Viscosity Dependence of the Folding Rates of Proteins
D.K. Klimov, D. Thirumalai

TL;DR
This study investigates how solvent viscosity influences protein folding rates using off-lattice models, revealing a non-monotonic relationship with a maximum at intermediate viscosities and providing estimates for folding times of different protein structures.
Contribution
It introduces a quantitative analysis of viscosity effects on protein folding rates using Langevin dynamics and Kramers theory, with estimates for real protein folding times.
Findings
Folding rates increase linearly at low viscosities.
Folding rates decrease as 1/η at high viscosities.
Maximum folding rate occurs at intermediate viscosities.
Abstract
The viscosity dependence of the folding rates for four sequences (the native state of three sequences is a beta-sheet, while the fourth forms an alpha-helix) is calculated for off-lattice models of proteins.
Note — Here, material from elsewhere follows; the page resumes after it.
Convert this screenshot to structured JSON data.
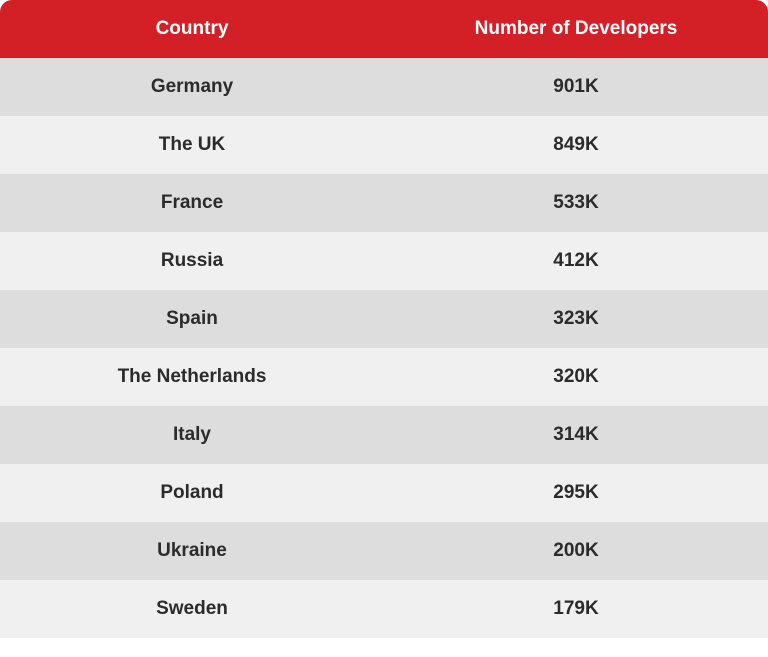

Assuming that the dynamics is given by the Langevin equation we show that the folding rates increase linearly at low viscosities \eta, decrease as 1/\eta at large \eta and have a maximum at intermediate values. The Kramers theory of barrier crossing provides a quantitative fit of the numerical results. By mapping the simulation results to real proteins we estimate that for optimized sequences the time scale for forming a four turn \alpha-helix topology is about 500 nanoseconds, whereas the time scale for forming a beta-sheet topology is about 10 microseconds.